By Teresa Navarro
Ping Pong the Animation is a sports anime unlike any you’ve seen before.
While many beloved series focus on the trials and triumph of a character or ensemble, Masaaki Yuasa (Devilman Crybaby, The Night is Short, Walk on Girl) dives deep into the psyche of an athlete, and illustrates the good and the bad that comes with it.
Adapted from a manga by Taiyō Matsumoto, Ping Pong follows the story of Katese High first years, Tsukimoto Makoto (Smile) and Yutaka Hoshino (Peco). While Smile has never been at the top of his game, his new training regimen takes him from amateur to almost unbeatable. Peco, on the other hand, is a true ping pong prodigy, though his vanity sometimes gets in the way of his success.
Instead of focusing on multiple teams as characters themselves, Ping Pong explores a handful of individual experiences. Throughout the course of the show, these characters grow, explore their emotions and find success in their determination.
Viewers come to know and understand Smile and Peco, but also Ryuichi Kazama (Dragon), a power player, Manabu Sakuma (Demon), an overcompensating childhood rival of Peco’s, and Wenge Kong (China), an exchange student seeking former glory.
Through these characters, Ping Pong challenges stereotypical character tropes. Imagine a sports anime that shines a light on “power schools” and humanizes them, while also playing to the underdog story common in the genre.
In Ping Pong, protagonists like Smile and Peco and antagonists like Demon and Dragon are given equal footing. They are shown to be incredibly hardworking and are packed with talent. Much like a ping pong table itself, there’s symmetry.
Montages show off the incredible animation of the series and illustrate just how long and arduous practices can be for those that want to be the best. For these players, ping pong is their livelihood, their escape or their ticket to a better future.
Through the game of ping pong, we’re shown the drive and power of Dragon, the fortitude of Demon and a path to redemption with China. But because the show goes to great lengths to show the mutual respect of the sport among the show’s “heroes” and “villains,” the concept of “good vs. bad” becomes warped.
As with any extra-curricular, school and family life can get in the way. But for some of these players, family is a priority. Characters are shown mentioning working for their family business or leaving because they have to attend cram school. Family and inter-personal relationships are important, but the series shows just how complicated balancing all of it can be.
Sports television and film often isolates characters to just their teams and coaches, and though most of these characters have families they mention, they are rarely shown, playing favor to the sport. This often causes tension if family does get involved and causes rifts between characters and their support systems.

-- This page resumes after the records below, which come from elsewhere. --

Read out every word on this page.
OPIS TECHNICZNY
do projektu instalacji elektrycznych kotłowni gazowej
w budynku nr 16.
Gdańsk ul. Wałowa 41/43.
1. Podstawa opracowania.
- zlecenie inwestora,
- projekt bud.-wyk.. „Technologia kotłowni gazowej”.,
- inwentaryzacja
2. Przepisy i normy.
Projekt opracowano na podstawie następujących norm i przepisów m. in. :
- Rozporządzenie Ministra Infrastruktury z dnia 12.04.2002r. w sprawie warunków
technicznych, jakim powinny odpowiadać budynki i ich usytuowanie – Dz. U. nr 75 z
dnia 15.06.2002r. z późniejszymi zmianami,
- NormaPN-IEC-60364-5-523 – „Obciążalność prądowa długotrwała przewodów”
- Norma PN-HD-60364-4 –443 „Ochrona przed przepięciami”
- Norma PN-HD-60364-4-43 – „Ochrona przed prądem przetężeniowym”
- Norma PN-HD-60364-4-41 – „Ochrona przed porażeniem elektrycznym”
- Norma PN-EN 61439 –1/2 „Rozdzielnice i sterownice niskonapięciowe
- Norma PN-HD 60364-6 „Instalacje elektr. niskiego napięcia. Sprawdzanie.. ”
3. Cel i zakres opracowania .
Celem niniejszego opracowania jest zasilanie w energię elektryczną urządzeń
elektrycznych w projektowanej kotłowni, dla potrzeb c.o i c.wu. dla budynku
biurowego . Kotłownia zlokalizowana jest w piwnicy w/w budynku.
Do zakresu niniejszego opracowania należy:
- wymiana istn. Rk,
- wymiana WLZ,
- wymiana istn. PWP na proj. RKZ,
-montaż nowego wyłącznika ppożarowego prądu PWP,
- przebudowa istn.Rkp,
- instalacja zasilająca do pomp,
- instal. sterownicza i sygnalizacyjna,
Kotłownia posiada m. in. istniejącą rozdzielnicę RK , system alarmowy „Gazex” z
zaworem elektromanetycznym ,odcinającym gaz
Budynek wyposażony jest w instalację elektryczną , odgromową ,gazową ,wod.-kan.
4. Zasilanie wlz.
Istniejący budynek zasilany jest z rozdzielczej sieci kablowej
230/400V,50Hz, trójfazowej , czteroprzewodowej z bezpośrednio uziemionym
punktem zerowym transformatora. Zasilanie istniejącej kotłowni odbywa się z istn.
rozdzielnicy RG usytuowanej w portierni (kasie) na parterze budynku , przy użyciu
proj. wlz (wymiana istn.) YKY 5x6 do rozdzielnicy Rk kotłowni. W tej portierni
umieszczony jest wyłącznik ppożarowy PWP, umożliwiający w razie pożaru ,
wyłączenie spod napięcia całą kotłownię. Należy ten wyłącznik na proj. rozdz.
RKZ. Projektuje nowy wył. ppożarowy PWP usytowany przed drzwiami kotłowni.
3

In Ping Pong, Kong’s mom flies all the way from China to visit her son for Christmas. During her time there, her son’s entire team welcomes her and helps make dinner. Later, the team sings karaoke and his mother realizes China truly has a home in Japan. It’s an emotional arc that doesn’t ask the character to choose between his home or his love of the sport. He gets both.
Though, this isn’t always the case. While China grows closer to his team, Dragon loses sight of his loved ones. His girlfriend, Yurie, gets stood up by him on Christmas. Where is Dragon? He’s working out.
The depiction here is realistic, and not played just for drama. It shows that sacrifices, good and bad, are made for the sport because these characters live for it. This isn’t seen as Dragon being a terrible companion, but a complicated “villain.”
We later learn that he’s dealt with trauma from a young age and he’s berated to not cry, as it is “not masculine.” He deals with anxiety, but doesn’t want to seem weak, so he internalizes it.
It’s this humanization that truly elevates Ping Pong the Animation in the sports genre. Through realistic characters, artistic action and a character dynamic that challenges the status quo, the series shines.
It’s a lot more than “I want to be the best.”